The problem with the hybrids is well-known: battery technology. The batteries of choice for the plug-in sedans proposed by GM, Ford, and others remain lithium-ion technology. The NAS report notes that lithium-ion batteries have basically maxed out in terms of performance and cost reductions through scale economies. No improvements to the existing technology or new technologies are on the horizon. “Battery technology has been developing rapidly,” says the academy, “but steep declines in cost do not appear likely over the next couple of years because lithium-ion batteries are already produced in large quantities for cell phones and laptop computers.”

Plug-ins, relative to conventional hybrids, won’t have much impact on oil consumption by 2030, says the academy, particularly if fuel economy in conventional cars continues to improve. If 40 million plug-ins were in the U.S. fleet in 2030, says the report, they might save 0.2 million barrels of oil per day compared to conventional technologies. That’s a paltry 2% of current U.S. light-duty vehicle fuel consumption.

Nor will plug-ins make a dent in CO2 emissions (for those who care). The plug-ins will produce less carbon emissions than conventional gas and diesel vehicles, but not less than the non-plug-in hybrids, “after accounting for emission at generating stations supplying their electric power….”

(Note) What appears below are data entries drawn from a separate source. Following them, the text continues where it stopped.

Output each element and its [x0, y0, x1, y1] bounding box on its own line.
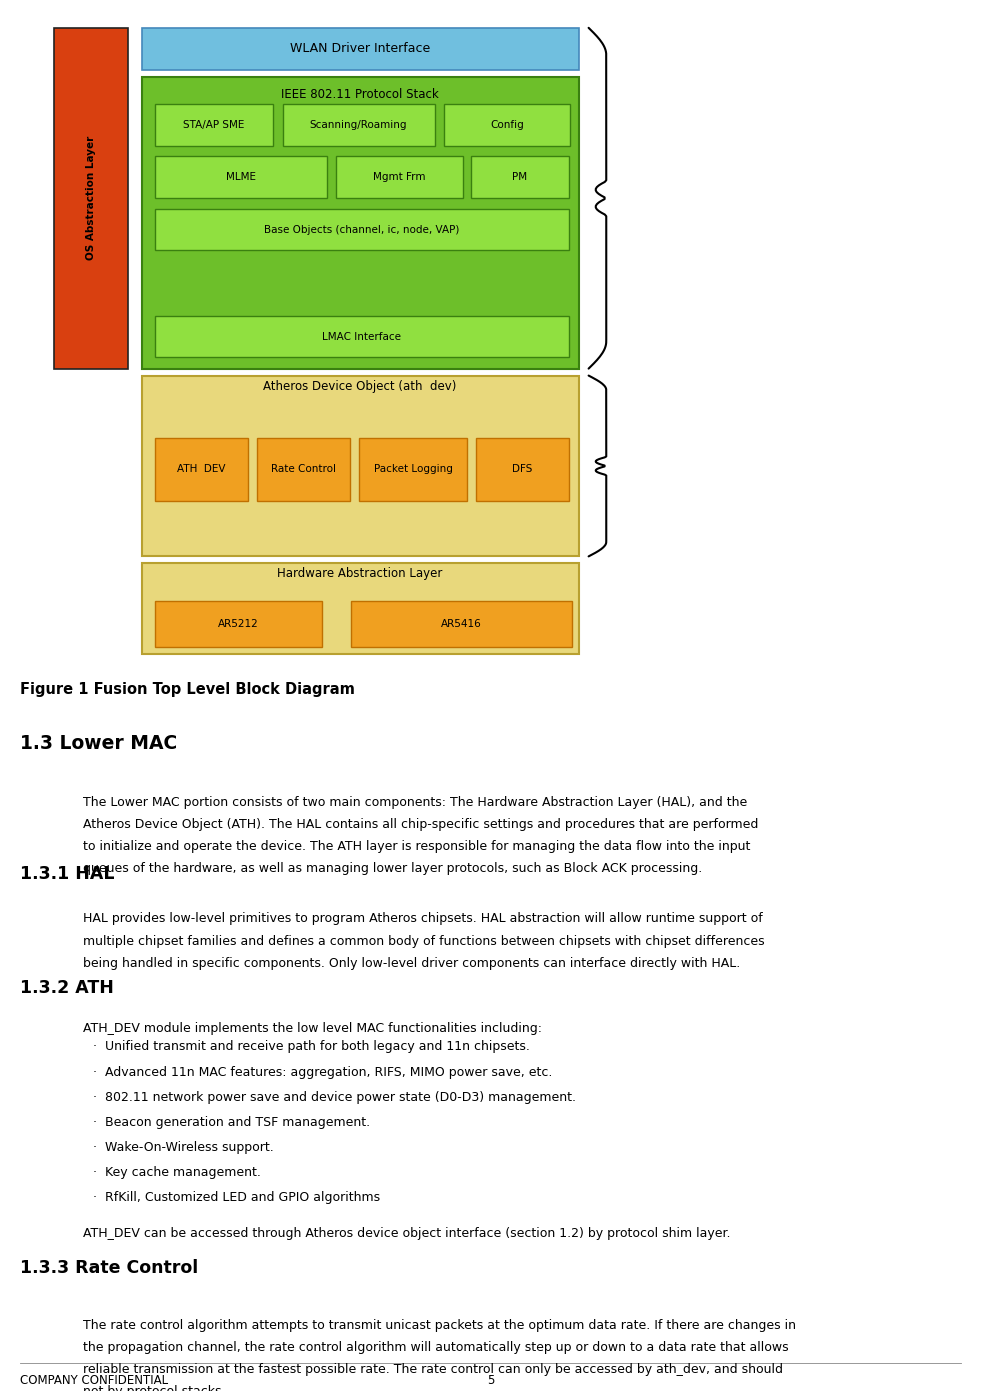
Text: 1.3 Lower MAC: 1.3 Lower MAC	[20, 734, 177, 754]
FancyBboxPatch shape	[336, 156, 463, 198]
Text: MLME: MLME	[226, 171, 256, 182]
Text: the propagation channel, the rate control algorithm will automatically step up o: the propagation channel, the rate contro…	[83, 1341, 789, 1353]
Text: ·  802.11 network power save and device power state (D0-D3) management.: · 802.11 network power save and device p…	[93, 1091, 576, 1103]
Text: ·  RfKill, Customized LED and GPIO algorithms: · RfKill, Customized LED and GPIO algori…	[93, 1191, 381, 1203]
FancyBboxPatch shape	[444, 104, 570, 146]
Text: WLAN Driver Interface: WLAN Driver Interface	[290, 42, 431, 56]
Text: ·  Beacon generation and TSF management.: · Beacon generation and TSF management.	[93, 1116, 370, 1128]
Text: 5: 5	[487, 1374, 494, 1387]
Text: Atheros Device Object (ATH). The HAL contains all chip-specific settings and pro: Atheros Device Object (ATH). The HAL con…	[83, 818, 758, 830]
Text: Packet Logging: Packet Logging	[374, 465, 452, 474]
Text: OS Abstraction Layer: OS Abstraction Layer	[85, 136, 96, 260]
Text: 1.3.3 Rate Control: 1.3.3 Rate Control	[20, 1259, 198, 1277]
FancyBboxPatch shape	[142, 376, 579, 556]
FancyBboxPatch shape	[142, 28, 579, 70]
Text: AR5212: AR5212	[218, 619, 259, 629]
FancyBboxPatch shape	[359, 438, 467, 501]
Text: ·  Key cache management.: · Key cache management.	[93, 1166, 261, 1178]
Text: queues of the hardware, as well as managing lower layer protocols, such as Block: queues of the hardware, as well as manag…	[83, 862, 702, 875]
FancyBboxPatch shape	[142, 563, 579, 654]
FancyBboxPatch shape	[54, 28, 128, 369]
Text: 1.3.2 ATH: 1.3.2 ATH	[20, 979, 114, 997]
Text: Figure 1 Fusion Top Level Block Diagram: Figure 1 Fusion Top Level Block Diagram	[20, 682, 354, 697]
Text: PM: PM	[512, 171, 528, 182]
FancyBboxPatch shape	[257, 438, 350, 501]
Text: IEEE 802.11 Protocol Stack: IEEE 802.11 Protocol Stack	[282, 88, 439, 102]
Text: ·  Unified transmit and receive path for both legacy and 11n chipsets.: · Unified transmit and receive path for …	[93, 1040, 530, 1053]
FancyBboxPatch shape	[476, 438, 569, 501]
Text: ATH_DEV module implements the low level MAC functionalities including:: ATH_DEV module implements the low level …	[83, 1022, 542, 1035]
FancyBboxPatch shape	[142, 77, 579, 369]
Text: LMAC Interface: LMAC Interface	[323, 331, 401, 342]
Text: ATH_DEV can be accessed through Atheros device object interface (section 1.2) by: ATH_DEV can be accessed through Atheros …	[83, 1227, 731, 1239]
Text: COMPANY CONFIDENTIAL: COMPANY CONFIDENTIAL	[20, 1374, 168, 1387]
FancyBboxPatch shape	[471, 156, 569, 198]
Text: Atheros Device Object (ath  dev): Atheros Device Object (ath dev)	[263, 380, 457, 394]
Text: multiple chipset families and defines a common body of functions between chipset: multiple chipset families and defines a …	[83, 935, 765, 947]
Text: HAL provides low-level primitives to program Atheros chipsets. HAL abstraction w: HAL provides low-level primitives to pro…	[83, 912, 763, 925]
Text: Mgmt Frm: Mgmt Frm	[373, 171, 426, 182]
FancyBboxPatch shape	[155, 156, 327, 198]
Text: The Lower MAC portion consists of two main components: The Hardware Abstraction : The Lower MAC portion consists of two ma…	[83, 796, 748, 808]
Text: Base Objects (channel, ic, node, VAP): Base Objects (channel, ic, node, VAP)	[264, 224, 460, 235]
Text: The rate control algorithm attempts to transmit unicast packets at the optimum d: The rate control algorithm attempts to t…	[83, 1319, 797, 1331]
FancyBboxPatch shape	[155, 316, 569, 357]
Text: Scanning/Roaming: Scanning/Roaming	[310, 120, 407, 131]
Text: ·  Wake-On-Wireless support.: · Wake-On-Wireless support.	[93, 1141, 274, 1153]
Text: ATH  DEV: ATH DEV	[178, 465, 226, 474]
Text: Rate Control: Rate Control	[271, 465, 336, 474]
Text: reliable transmission at the fastest possible rate. The rate control can only be: reliable transmission at the fastest pos…	[83, 1363, 784, 1376]
FancyBboxPatch shape	[283, 104, 435, 146]
FancyBboxPatch shape	[155, 601, 322, 647]
Text: AR5416: AR5416	[441, 619, 482, 629]
Text: being handled in specific components. Only low-level driver components can inter: being handled in specific components. On…	[83, 957, 741, 970]
Text: DFS: DFS	[512, 465, 533, 474]
Text: to initialize and operate the device. The ATH layer is responsible for managing : to initialize and operate the device. Th…	[83, 840, 750, 853]
Text: Config: Config	[490, 120, 524, 131]
Text: Hardware Abstraction Layer: Hardware Abstraction Layer	[278, 566, 442, 580]
FancyBboxPatch shape	[155, 209, 569, 250]
Text: 1.3.1 HAL: 1.3.1 HAL	[20, 865, 114, 883]
Text: STA/AP SME: STA/AP SME	[183, 120, 244, 131]
Text: not by protocol stacks.: not by protocol stacks.	[83, 1385, 226, 1391]
FancyBboxPatch shape	[155, 438, 248, 501]
FancyBboxPatch shape	[351, 601, 572, 647]
FancyBboxPatch shape	[155, 104, 273, 146]
Text: ·  Advanced 11n MAC features: aggregation, RIFS, MIMO power save, etc.: · Advanced 11n MAC features: aggregation…	[93, 1066, 552, 1078]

The NAS report prompted a Dec. 18 Washington Post editorial, noting – which the NAS report did not address – that plug-in subsidies will flow to upper-income people, “the sort of people who can even contemplate buying, insuring and maintaining a car that is more expensive than usual.” The report says that improvements in efficiency of conventional cars – hybrid and old-fashioned internal combustion only – would reduce gasoline consumption by 40% over the next 40 years – without requiring taxpayer dollars.

“Politicians,” said the Post, “prefer plug-in electric hybrids and other flashy vehicle technologies. Pouring on subsidies makes it looks like the government is doing something effective about unemployment, energy independence and environmental pollution. The recent evidence, however, suggests otherwise.”